The single-date calendar is a constant reminder of the day, its significance in the narrative and in the lives of these two women. It also brings out the typical attempt of a bourgeois household in a contemporary urban metro to make life stand still.

Carrying the argument further, it symbolises Aditi’s emotional stasis, though in terms of attainment she has proved her worth.

One will discover that her choice of medicine as a career was not an independent one. On one hand it is a conscious and deliberate defiance of her mother. On the other, it is the sense of personal commitment she feels she owes her dead father, also a doctor.

And beneath the surface of a medical career is her craving to belong, to hold on to a romantic relationship which, considering her boyfriend’s casual attitude to it, is probably a stillborn one.

The economic significance of the relationship between Aditi and Sarojini is brought out when her mother tells her that it was she who made the major financial contribution to Aditi’s upbringing and her expensive medical education.

The flashbacks, narrated now from Sarojini’s point of view, unfold the same power relationships that exist between a husband and his wife, in a patriarchal order where the husband is the main breadwinner and the wife merely offers a complement in terms of income, if at all she does earn.

This highlights the fact that even with a significant financial contribution, the urban, enlightened, Indian woman is not free from the patriarchal power base in the family.

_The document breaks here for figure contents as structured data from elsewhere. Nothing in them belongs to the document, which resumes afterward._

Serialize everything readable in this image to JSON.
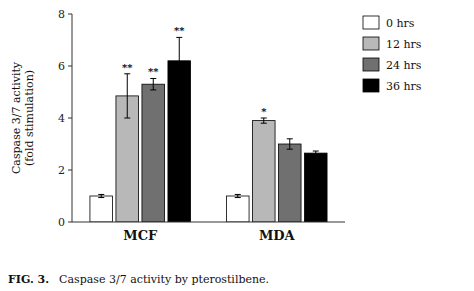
{
  "chart_data": {
    "type": "bar",
    "categories": [
      "MCF",
      "MDA"
    ],
    "series": [
      {
        "name": "0 hrs",
        "color": "#ffffff",
        "values": [
          1.0,
          1.0
        ],
        "errors": [
          0.06,
          0.06
        ],
        "annotations": [
          null,
          null
        ]
      },
      {
        "name": "12 hrs",
        "color": "#b8b8b8",
        "values": [
          4.85,
          3.9
        ],
        "errors": [
          0.85,
          0.1
        ],
        "annotations": [
          "**",
          "*"
        ]
      },
      {
        "name": "24 hrs",
        "color": "#707070",
        "values": [
          5.3,
          3.0
        ],
        "errors": [
          0.22,
          0.2
        ],
        "annotations": [
          "**",
          null
        ]
      },
      {
        "name": "36 hrs",
        "color": "#000000",
        "values": [
          6.2,
          2.65
        ],
        "errors": [
          0.9,
          0.08
        ],
        "annotations": [
          "**",
          null
        ]
      }
    ],
    "y_label": "Caspase 3/7 activity\n(fold stimulation)",
    "ylim": [
      0,
      8
    ],
    "yticks": [
      0,
      2,
      4,
      6,
      8
    ],
    "grid": false,
    "legend": "right",
    "caption_label": "FIG. 3.",
    "caption": "Caspase 3/7 activity by pterostilbene."
  }
}
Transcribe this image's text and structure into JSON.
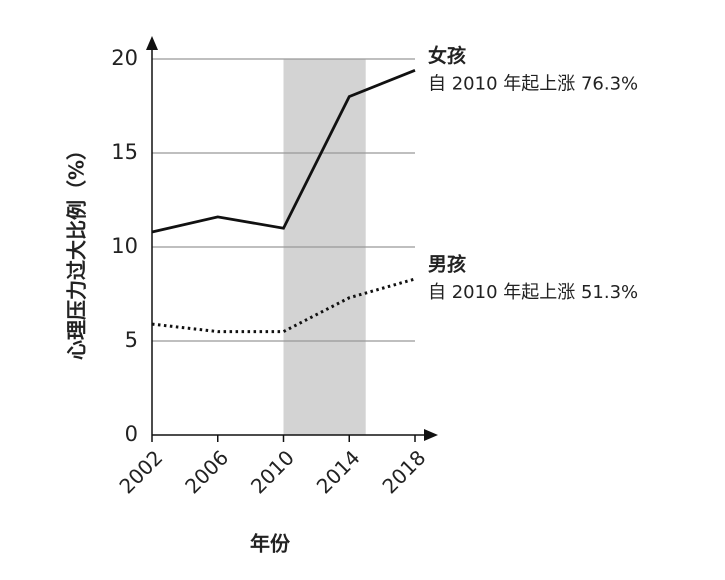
{
  "chart_data": {
    "type": "line",
    "x_label": "年份",
    "y_label": "心理压力过大比例（%）",
    "x": [
      2002,
      2006,
      2010,
      2014,
      2018
    ],
    "xlim": [
      2002,
      2018
    ],
    "xticks": [
      2002,
      2006,
      2010,
      2014,
      2018
    ],
    "ylim": [
      0,
      20
    ],
    "yticks": [
      0,
      5,
      10,
      15,
      20
    ],
    "grid": true,
    "shaded_x": [
      2010,
      2015
    ],
    "shade_color": "#d3d3d3",
    "series": [
      {
        "name": "女孩",
        "color": "#111111",
        "style": "solid",
        "values": [
          10.8,
          11.6,
          11.0,
          18.0,
          19.4
        ],
        "annotation": "自 2010 年起上涨 76.3%"
      },
      {
        "name": "男孩",
        "color": "#111111",
        "style": "dotted",
        "values": [
          5.9,
          5.5,
          5.5,
          7.3,
          8.3
        ],
        "annotation": "自 2010 年起上涨 51.3%"
      }
    ]
  }
}
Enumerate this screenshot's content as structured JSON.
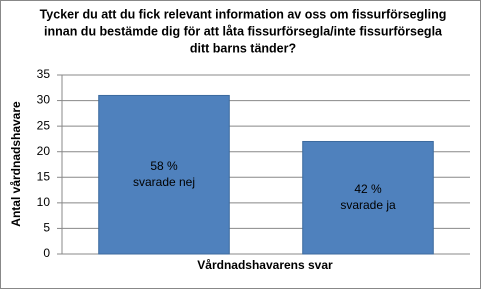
{
  "chart_data": {
    "type": "bar",
    "title": [
      "Tycker du att du fick relevant information av oss om fissurförsegling",
      "innan du bestämde dig för att låta fissurförsegla/inte fissurförsegla",
      "ditt barns tänder?"
    ],
    "x_label": "Vårdnadshavarens svar",
    "y_label": "Antal vårdnadshavare",
    "categories": [
      null,
      null
    ],
    "values": [
      31,
      22
    ],
    "bar_labels": [
      [
        "58 %",
        "svarade nej"
      ],
      [
        "42 %",
        "svarade ja"
      ]
    ],
    "color": "#4f81bd",
    "ylim": [
      0,
      35
    ],
    "yticks": [
      0,
      5,
      10,
      15,
      20,
      25,
      30,
      35
    ],
    "grid": true
  }
}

Unishe April does offer a feminist reading of the filmic text. It also opens up possibilities of a strong Marxist reading of the film.

It sheds light on the dual reproductive responsibilities of the woman, who reproduces labour for the next generation (the daughter who becomes a doctor, an economically productive human being). And who also supports labour (by making it possible for her husband to pursue his medical practice) in the present generation through the economically unrewarded and unrecognised housework and home management.

Sarojini also has a third dimension to her contribution: she herself is a major financial contributor to the household expenses. For her troubles and her struggles, all she receives is her daughter's total condemnation of her and of all that she stands for.

The only sop is the dramatic irony (melodrama?) in the shape of the Sangeet Natak Akademi Award she receives on the anniversary of her husband’s death.

The best significance of the film lies in the fact that Ghosh makes no pretence of sanctifying the institution of motherhood, or of exalting its ideal, while punishing and humiliating the individual women who participate in it.